No Colégio Militar do Rio de Janeiro, onde estudei, havia professores militares, a maioria, e alguns civis, todos homens, à época, e de notório saber. Dos primeiros, diversos trajavam-se primorosamente, usando uniformes de passeio, verde, branco ou cinza, verdadeiros manequins, que faziam com que os alunos desejassem seguir a carreira militar para, um dia, também usá-los. Os civis apresentavam-se com traje passeio completo, sendo que os que ensinavam em laboratórios trocavam o paletó por uma espécie de jaleco branco, mas sem retirar a gravata. E, por falar nela, lembro-me de um professor, que também lecionava na Escola Normal já referida, que usava as mais belas gravatas que já vi. Nunca assisti um professor sentar-se na mesa e nem dar intimidade a seus alunos.

Hoje tudo mudou. E não foi para melhor.

Veem-se professores de camisetas e calça jeans, em geral desbotada, que não se importam com a reverência que lhes é devida. Não há dedicação exclusiva e integral, pois o estipêndio ridículo que lhes fazem obriga-os a correr de uma escola para outra. Alunos comparecem às aulas usando bermuda, camiseta sem manga e chinelos de dedo; moças com provocantes mini-saias, decotes acentuados e sandálias… Todos mascando chiclete em plena aula. Ninguém os disciplina.

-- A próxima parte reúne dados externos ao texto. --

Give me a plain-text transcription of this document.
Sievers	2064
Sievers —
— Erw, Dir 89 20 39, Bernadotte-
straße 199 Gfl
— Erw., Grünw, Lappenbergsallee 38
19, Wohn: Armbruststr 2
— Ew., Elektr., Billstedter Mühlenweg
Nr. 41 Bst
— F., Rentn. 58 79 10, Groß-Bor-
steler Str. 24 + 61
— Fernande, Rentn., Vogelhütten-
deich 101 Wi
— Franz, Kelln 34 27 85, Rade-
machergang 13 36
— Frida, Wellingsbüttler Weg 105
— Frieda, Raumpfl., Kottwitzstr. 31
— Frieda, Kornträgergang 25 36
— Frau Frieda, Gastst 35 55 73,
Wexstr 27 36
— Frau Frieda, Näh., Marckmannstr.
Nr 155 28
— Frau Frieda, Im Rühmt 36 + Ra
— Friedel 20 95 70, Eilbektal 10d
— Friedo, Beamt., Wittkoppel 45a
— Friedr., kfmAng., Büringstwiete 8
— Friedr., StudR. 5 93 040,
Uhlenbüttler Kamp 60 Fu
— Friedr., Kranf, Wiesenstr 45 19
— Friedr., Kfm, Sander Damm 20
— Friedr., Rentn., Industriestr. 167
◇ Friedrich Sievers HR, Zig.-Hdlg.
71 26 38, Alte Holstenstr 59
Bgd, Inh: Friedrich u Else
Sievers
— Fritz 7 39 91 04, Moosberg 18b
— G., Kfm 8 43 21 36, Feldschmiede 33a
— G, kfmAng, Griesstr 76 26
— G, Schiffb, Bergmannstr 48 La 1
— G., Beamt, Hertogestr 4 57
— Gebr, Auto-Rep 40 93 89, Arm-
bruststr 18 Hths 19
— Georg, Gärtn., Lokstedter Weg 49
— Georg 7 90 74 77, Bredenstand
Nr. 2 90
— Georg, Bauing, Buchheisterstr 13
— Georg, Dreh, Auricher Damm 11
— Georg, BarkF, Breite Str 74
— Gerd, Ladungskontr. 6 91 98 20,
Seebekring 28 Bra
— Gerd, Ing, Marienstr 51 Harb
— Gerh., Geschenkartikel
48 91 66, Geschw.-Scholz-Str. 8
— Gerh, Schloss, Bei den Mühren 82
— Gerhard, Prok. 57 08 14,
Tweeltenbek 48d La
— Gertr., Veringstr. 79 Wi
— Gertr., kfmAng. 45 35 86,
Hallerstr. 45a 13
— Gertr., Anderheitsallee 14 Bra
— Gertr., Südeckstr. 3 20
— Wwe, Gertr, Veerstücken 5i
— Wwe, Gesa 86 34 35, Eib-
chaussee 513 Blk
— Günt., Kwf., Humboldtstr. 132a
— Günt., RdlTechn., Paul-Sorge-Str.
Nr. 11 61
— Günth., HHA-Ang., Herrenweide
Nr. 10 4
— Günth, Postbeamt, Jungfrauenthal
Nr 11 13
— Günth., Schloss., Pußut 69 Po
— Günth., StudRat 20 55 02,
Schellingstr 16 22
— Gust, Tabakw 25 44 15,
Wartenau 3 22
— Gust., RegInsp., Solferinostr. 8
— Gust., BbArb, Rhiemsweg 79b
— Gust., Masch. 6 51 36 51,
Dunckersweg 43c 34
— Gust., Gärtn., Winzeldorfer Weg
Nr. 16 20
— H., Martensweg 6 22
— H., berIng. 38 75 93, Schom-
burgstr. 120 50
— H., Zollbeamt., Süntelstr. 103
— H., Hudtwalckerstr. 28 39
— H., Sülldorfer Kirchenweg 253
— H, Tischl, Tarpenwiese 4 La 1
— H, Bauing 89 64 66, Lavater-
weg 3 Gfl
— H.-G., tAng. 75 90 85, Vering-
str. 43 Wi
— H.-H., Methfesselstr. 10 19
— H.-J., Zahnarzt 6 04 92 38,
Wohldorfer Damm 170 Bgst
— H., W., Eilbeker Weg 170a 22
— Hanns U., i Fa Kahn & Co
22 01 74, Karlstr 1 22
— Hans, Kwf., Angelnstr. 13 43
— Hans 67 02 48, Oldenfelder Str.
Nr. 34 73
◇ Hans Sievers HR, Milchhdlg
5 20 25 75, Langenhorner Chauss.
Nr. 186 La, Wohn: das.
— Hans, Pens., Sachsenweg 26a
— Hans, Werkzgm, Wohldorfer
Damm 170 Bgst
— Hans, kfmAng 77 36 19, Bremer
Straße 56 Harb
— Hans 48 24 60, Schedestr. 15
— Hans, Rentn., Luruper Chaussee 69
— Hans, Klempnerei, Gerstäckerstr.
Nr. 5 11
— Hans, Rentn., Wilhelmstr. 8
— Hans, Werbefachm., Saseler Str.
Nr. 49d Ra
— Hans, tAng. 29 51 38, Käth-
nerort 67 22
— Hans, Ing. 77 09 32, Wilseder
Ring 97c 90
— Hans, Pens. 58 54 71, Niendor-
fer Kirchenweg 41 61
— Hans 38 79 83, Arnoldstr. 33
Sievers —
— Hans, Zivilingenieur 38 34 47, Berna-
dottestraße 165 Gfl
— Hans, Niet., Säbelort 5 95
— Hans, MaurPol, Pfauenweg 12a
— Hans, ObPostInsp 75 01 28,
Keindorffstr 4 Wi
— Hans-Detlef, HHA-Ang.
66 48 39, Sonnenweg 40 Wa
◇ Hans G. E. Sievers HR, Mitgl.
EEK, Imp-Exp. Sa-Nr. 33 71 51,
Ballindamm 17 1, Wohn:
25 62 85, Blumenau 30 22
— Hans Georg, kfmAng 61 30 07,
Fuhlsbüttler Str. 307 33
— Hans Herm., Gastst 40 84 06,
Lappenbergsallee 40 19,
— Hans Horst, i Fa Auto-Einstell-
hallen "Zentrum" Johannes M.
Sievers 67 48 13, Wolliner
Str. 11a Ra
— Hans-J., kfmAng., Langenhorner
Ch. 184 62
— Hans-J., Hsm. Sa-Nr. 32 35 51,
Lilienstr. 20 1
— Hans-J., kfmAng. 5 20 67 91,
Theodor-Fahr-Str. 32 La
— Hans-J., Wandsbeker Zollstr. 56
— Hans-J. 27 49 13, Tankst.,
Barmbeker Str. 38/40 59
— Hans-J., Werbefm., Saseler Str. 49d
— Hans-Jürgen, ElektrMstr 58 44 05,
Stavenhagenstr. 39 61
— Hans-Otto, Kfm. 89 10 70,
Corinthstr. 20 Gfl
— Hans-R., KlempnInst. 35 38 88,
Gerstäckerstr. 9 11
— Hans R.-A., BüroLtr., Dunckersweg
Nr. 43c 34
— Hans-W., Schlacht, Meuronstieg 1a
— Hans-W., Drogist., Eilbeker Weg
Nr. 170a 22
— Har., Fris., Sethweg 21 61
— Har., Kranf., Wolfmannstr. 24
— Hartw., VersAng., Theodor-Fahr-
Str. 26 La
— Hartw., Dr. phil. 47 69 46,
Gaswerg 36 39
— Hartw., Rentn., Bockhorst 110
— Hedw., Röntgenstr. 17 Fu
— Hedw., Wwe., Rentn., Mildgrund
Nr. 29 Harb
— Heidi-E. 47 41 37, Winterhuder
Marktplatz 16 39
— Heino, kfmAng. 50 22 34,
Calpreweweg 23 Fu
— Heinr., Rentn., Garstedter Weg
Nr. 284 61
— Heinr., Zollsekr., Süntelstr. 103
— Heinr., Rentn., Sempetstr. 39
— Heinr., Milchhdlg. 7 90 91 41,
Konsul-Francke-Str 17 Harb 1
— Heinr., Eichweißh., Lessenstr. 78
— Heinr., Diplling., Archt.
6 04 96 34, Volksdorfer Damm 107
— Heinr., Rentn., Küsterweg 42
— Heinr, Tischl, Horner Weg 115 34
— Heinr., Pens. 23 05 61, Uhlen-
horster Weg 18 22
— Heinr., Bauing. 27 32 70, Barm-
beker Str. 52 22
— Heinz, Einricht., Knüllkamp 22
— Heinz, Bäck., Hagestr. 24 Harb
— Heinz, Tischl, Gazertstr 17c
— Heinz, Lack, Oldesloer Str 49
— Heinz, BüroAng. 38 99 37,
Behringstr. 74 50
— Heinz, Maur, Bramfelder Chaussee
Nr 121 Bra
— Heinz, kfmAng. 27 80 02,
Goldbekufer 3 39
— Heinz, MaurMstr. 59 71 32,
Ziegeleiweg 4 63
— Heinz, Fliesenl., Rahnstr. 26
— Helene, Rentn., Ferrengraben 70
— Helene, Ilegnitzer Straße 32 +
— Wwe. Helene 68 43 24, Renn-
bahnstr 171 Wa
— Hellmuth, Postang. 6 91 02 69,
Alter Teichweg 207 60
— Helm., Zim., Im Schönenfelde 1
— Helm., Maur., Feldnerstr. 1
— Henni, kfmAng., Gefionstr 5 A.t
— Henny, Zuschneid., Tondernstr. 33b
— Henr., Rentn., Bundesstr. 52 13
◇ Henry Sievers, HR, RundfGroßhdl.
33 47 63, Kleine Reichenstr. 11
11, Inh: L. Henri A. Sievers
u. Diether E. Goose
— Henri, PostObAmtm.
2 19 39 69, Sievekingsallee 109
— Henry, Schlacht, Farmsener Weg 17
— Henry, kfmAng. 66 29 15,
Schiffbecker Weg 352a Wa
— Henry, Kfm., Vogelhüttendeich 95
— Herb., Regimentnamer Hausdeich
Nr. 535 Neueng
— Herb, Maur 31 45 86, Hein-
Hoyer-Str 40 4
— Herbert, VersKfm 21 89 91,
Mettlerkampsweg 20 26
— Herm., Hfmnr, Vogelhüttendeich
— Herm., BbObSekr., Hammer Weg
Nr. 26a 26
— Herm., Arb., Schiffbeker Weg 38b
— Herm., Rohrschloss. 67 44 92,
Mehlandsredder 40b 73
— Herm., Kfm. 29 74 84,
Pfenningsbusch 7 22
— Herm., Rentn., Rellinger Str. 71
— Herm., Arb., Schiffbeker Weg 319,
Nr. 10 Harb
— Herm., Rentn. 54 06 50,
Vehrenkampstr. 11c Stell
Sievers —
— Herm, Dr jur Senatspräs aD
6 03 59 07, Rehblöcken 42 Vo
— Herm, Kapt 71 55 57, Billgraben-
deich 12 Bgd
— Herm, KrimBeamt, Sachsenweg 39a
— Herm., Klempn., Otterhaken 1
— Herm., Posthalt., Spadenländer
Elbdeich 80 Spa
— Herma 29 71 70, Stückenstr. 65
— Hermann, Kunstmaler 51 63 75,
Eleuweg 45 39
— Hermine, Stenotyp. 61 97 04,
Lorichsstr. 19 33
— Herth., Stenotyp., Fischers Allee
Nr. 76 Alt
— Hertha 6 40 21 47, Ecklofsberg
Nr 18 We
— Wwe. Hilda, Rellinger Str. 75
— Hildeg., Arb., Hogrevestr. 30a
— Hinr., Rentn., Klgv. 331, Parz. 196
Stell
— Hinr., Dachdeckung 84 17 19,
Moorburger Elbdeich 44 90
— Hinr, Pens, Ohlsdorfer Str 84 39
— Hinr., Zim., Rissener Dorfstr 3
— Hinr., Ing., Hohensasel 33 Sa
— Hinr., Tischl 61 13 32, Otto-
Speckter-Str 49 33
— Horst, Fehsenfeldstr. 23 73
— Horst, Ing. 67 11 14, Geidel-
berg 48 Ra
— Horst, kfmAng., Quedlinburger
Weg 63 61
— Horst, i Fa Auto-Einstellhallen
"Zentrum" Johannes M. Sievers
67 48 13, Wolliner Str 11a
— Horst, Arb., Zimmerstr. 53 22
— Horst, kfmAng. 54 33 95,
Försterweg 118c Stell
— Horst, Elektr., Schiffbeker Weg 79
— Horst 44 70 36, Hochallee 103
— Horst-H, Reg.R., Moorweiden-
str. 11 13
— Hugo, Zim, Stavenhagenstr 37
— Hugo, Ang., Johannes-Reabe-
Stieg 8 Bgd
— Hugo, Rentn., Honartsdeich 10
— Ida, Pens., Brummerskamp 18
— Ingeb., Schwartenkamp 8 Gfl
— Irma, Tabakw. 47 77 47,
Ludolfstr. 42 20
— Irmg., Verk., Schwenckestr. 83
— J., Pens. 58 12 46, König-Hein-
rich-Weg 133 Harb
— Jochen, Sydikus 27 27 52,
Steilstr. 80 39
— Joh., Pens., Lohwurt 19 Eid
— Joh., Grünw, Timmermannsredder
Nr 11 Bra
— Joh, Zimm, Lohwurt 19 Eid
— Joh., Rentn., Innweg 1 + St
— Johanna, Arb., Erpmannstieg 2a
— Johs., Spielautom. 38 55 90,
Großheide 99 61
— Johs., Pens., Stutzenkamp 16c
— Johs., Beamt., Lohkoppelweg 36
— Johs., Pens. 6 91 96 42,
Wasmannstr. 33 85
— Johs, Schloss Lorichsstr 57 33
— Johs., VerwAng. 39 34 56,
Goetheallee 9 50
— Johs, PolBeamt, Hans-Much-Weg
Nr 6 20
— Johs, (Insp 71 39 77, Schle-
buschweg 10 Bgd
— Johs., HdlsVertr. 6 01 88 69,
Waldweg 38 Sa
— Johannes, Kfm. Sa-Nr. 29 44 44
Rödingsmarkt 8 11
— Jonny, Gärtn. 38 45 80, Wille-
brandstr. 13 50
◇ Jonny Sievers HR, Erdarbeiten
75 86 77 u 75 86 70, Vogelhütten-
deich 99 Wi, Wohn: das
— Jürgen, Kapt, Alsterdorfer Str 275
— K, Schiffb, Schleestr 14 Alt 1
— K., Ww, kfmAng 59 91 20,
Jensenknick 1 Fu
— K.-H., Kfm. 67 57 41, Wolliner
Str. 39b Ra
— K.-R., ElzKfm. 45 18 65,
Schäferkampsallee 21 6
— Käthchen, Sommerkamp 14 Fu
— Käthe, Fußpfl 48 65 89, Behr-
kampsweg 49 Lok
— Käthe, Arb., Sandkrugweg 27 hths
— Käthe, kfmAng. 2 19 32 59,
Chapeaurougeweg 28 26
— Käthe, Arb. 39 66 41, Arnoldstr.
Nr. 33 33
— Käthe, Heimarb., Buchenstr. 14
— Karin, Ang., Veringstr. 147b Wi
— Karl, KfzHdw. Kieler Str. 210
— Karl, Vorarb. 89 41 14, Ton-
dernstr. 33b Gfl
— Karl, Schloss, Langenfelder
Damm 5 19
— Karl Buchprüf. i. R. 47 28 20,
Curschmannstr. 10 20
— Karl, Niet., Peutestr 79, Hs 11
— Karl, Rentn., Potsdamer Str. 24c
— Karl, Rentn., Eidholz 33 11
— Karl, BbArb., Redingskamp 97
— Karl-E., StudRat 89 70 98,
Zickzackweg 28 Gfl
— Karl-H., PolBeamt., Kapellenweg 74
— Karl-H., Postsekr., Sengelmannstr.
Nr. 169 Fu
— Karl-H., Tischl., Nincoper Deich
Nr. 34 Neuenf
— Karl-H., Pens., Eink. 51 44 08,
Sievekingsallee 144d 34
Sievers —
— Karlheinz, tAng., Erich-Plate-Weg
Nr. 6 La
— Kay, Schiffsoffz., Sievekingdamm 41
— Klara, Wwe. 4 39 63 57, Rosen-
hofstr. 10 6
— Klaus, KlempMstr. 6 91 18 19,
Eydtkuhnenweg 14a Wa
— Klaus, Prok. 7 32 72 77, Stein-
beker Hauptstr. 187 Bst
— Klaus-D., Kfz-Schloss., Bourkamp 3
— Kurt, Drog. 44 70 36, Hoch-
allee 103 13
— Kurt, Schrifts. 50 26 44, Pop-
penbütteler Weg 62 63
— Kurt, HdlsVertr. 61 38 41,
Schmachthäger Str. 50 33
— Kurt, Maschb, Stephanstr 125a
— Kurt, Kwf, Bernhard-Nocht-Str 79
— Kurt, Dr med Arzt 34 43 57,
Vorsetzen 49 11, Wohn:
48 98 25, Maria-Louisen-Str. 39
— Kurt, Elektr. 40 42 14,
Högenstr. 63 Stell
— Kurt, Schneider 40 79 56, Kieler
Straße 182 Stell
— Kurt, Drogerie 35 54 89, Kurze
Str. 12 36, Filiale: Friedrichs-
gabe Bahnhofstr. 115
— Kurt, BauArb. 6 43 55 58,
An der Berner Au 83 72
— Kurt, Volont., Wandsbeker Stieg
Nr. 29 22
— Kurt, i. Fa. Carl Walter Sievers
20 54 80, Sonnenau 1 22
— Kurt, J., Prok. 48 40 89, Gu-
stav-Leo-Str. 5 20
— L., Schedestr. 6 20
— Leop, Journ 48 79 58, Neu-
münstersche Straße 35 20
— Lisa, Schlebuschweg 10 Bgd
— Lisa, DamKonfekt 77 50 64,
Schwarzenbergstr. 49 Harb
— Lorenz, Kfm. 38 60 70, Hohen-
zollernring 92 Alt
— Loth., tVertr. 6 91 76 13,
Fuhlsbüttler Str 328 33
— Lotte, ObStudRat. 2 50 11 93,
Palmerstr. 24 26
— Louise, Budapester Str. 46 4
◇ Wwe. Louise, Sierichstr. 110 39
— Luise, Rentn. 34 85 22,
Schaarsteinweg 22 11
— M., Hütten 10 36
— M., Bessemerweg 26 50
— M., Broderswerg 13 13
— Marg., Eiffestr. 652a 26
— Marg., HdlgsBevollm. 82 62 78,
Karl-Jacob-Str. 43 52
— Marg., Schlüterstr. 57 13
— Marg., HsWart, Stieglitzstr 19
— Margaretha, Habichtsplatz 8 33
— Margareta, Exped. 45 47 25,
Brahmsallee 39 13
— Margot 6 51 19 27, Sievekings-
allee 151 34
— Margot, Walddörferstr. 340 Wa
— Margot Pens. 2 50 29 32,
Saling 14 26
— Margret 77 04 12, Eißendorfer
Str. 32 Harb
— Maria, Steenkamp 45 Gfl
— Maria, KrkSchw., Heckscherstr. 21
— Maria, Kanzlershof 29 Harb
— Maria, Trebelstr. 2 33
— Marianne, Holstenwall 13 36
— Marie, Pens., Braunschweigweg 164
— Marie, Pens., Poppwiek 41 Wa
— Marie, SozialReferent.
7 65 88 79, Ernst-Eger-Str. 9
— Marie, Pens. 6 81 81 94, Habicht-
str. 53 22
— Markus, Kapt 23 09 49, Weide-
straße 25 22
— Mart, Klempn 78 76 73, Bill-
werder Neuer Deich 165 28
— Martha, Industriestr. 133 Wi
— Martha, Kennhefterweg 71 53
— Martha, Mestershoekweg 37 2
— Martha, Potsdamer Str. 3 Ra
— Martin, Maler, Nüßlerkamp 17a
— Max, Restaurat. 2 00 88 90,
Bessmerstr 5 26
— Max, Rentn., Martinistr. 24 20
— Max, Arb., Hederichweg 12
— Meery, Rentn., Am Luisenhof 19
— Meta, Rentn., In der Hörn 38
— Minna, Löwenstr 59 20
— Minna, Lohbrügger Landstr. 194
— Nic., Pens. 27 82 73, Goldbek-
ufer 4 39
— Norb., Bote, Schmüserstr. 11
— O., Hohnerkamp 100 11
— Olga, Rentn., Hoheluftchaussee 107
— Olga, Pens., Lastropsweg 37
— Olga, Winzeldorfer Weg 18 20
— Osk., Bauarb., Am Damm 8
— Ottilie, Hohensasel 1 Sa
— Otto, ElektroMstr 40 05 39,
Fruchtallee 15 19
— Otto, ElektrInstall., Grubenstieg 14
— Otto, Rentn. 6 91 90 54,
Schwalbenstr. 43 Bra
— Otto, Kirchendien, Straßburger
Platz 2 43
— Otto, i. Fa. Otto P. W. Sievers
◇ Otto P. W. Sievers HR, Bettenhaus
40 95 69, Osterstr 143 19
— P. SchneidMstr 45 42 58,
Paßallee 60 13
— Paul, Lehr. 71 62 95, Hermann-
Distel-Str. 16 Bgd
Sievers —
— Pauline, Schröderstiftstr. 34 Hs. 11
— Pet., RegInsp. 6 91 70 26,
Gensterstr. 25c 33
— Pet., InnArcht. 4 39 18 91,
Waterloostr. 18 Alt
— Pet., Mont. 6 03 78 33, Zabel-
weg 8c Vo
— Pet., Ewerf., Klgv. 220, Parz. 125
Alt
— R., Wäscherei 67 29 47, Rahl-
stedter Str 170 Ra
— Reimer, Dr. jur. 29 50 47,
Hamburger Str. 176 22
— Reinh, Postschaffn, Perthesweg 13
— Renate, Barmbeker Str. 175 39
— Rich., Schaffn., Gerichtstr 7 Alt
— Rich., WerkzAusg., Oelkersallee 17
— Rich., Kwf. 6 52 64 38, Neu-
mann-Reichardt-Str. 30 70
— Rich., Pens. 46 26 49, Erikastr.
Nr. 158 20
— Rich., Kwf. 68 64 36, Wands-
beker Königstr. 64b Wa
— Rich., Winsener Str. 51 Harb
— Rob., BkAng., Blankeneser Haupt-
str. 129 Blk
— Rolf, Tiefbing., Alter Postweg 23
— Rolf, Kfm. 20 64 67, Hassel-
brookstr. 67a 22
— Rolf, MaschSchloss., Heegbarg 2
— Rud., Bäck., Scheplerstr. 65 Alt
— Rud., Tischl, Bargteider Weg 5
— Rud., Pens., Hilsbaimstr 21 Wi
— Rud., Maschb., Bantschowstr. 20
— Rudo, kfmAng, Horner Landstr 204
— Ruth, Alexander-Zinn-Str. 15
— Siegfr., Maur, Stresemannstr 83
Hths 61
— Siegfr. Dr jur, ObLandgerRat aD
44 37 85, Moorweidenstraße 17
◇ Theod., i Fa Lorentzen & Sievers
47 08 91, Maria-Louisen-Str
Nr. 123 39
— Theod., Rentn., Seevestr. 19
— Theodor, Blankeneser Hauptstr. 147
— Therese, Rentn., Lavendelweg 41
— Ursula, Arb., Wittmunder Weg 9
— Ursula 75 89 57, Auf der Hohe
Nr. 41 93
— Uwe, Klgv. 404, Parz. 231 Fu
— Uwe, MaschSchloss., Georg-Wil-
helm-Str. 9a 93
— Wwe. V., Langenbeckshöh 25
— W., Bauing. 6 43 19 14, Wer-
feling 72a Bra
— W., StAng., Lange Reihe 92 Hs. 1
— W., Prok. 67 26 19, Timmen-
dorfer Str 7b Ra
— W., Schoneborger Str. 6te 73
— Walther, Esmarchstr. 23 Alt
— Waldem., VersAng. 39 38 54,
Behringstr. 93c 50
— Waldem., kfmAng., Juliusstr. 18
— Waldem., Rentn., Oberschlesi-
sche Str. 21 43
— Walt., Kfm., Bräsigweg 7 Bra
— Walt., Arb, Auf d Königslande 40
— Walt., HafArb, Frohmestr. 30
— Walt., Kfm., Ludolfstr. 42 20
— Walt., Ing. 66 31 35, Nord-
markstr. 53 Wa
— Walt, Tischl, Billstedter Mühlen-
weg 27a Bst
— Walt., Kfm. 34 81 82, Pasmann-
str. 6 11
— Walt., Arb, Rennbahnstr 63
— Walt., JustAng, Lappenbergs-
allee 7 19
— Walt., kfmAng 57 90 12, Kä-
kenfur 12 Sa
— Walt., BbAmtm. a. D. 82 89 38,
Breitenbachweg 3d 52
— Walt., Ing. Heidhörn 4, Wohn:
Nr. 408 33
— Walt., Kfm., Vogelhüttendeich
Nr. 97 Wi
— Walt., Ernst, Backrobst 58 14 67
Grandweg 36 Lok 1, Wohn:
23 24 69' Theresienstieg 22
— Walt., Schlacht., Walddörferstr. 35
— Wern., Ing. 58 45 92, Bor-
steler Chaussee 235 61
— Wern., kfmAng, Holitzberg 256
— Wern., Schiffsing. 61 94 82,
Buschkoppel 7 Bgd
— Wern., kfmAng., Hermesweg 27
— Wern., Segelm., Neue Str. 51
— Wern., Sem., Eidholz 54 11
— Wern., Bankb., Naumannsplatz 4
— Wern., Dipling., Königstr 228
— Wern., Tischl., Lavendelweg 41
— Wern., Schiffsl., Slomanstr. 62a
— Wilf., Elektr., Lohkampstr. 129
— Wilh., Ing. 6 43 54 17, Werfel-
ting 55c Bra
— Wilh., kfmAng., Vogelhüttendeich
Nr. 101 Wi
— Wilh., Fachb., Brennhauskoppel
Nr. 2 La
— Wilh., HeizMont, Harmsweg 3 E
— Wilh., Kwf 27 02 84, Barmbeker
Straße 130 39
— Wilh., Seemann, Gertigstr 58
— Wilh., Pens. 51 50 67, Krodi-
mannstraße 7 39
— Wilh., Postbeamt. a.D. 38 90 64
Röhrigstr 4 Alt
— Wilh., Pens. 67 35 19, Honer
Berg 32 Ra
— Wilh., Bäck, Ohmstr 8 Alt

Por outro lado, a avaliação do aprendizado mudou. São poucas as provas discursivas, pois a maioria não sabe escrever. Pois não lê!   

O Google informa tudo!…

Mas, ao lado da educação, está a cultura.

No âmbito federal, o antigo Ministério da Educação e Saúde deu lugar ao Ministério da Educação e Cultura. O Exército Brasileiro, há alguns anos, transformou o Departamento de Ensino e Pesquisa em Departamento de Educação e Cultura. Mas, no plano da União, pressões para acomodar os amigos, fez com que a Cultura passasse a ser outro ministério (hoje são tantos que é impossível saber seus nomes…). Mas não para valorizá-la. Daí tem sido como titulares da Pasta, cantores de música popular, como se cultura fosse só isto. E de níveis, escolar e cultural, semelhantes ao daquele que os nomeou.

Ampliou-se a vergonha nacional: era da educação e ora também o é da cultura.

Alguém, integrante da classe que está no poder e por certo satisfeito por estar “arrumado” – “a boca é boa, também quero me arrumar”, diz a canção popular – poderá acusar-me de ser saudosista. Acertou! Saudades de um tempo em que o povo era feliz e não sabia…

O quadro nacional de deterioração é tão flagrante e amplo que é difícil ter esperanças de dias melhores, pelo menos em curto prazo. Todavia, o Brasil é singular, surpreendente. Há dias li um comentário de um conhecido colunista que, ironicamente, afirmou que na Pindorama de hoje “prostituta se apaixona, cafetão tem ciúmes, traficante se vicia e Ministro da Fazenda…sonega”.

Não há solução mágica para o desastre atual. Há um conselho, antigo, que vem da caserna: Mudar o que precisa ser mudado, conservar o que deve ser conservado pois está dando certo, e coragem, patriotismo e competência para discernir uma coisa da outra.

 

Pedro Luis de Araújo Braga - O autor é General de Exército e Presidente do Conselho Deliberativo do Clube Militar.